Театральный музей: «Увольняйся, не то хуже будет»
Театральный музей, носящий имя своего основателя А.А. Бахрушина, — старейшее культурное учреждение нашей столицы: в прошлом году ему исполнилось 125 лет. В списке главнейших музеев он на одиннадцатой строке. Уникальный музей всегда привлекал настоящих профессионалов. Здесь до последних времён был прекрасный коллектив: десятки людей несли сюда свои знания, талант, опыт и жажду открытий. Все вместе они вели ту громадную научно-просветительскую работу, без которой немыслима культурная жизнь общества. Как ни парадоксально, энтузиазм работников музея, их высокий профессионализм и жажда служения искусству обернулись против них — видимо, это неизбежно в таком больном обществе, как наше.
Много лет музейщики во главе с генеральным директором Д.В. Родионовым ходатайствовали о возвращении музею некогда отторгнутого участка бывшей усадьбы Бахрушина. Музей требовал расширения, строительства нового хранилища фондов, улучшения условий труда. И просьбы были услышаны министерством культуры: одобрено не только расширение существующего музея за счёт присоединения к нему новой территории, но и создание целого театрального квартала с новым фондохранилищем, выставочным залом и, может быть, даже с театральной сценой. Проект огромный, затратный. И в юбилейном 2019 году музей получил от государства щедрый подарок — 1 миллиард 300 миллионов рублей на реставрацию и реконструкцию.
Радость, однако, была недолгой. Вскоре приказом занимавшего в ту пору министерское кресло В.Р. Мединского в музее была учреждена новая должность — первого заместителя генерального директора. С подачи министра в этой должности утвердилась 28-летняя Кристина Трубинова, успевшая до этого полгода поработать в Музее Великой Отечественной войны.
В первый же месяц пребывания Трубиновой в Театральном музее сотрудникам с многолетним опытом стало ясно, что само по себе неполное высшее образование (бакалавриат МАРХИ) ещё не даёт основания для столь ответственного назначения, что новая начальница весьма приблизительно знает историю искусств, совсем незнакома с историей театра, не понимает сущности и специфики музейной работы и не стремится к решению первоочередных задач, связанных с реставрацией и реконструкцией. А ведь именно на эти преобразования были выделены государственные средства.

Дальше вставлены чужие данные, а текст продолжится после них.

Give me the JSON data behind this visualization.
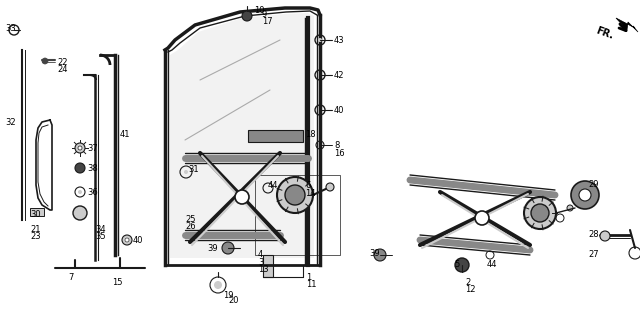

Став распорядителем этих средств, Трубинова задвинула в долгий ящик план строительства нового фондохранилища и один за другим начала закрывать научно-творческие отделы. По мнению сотрудников музея, её интересовали только реклама и маркетинг, то есть то, что приносит доход. При этом действовала она бесцеремонно и грубо, пользуясь данными ей полномочиями, в том числе правом финансовой подписи.
К тому же начались взыскания, выговоры, увольнения опытных работников по самому ничтожному поводу. При этом на людей сыпались оскорбления и ругательства, каких никто ещё не слышал в этих стенах. Такой стиль работы смело можно назвать хулиганским. Чувствовалось, что «начальница» стремится запугать и унизить людей, дать им сполна почувствовать своё зависимое положение. Сворачивалась научная, выставочная, издательская работа, а сплотившийся за долгие годы коллектив с его особым микроклиматом культурного учреждения был разрушен.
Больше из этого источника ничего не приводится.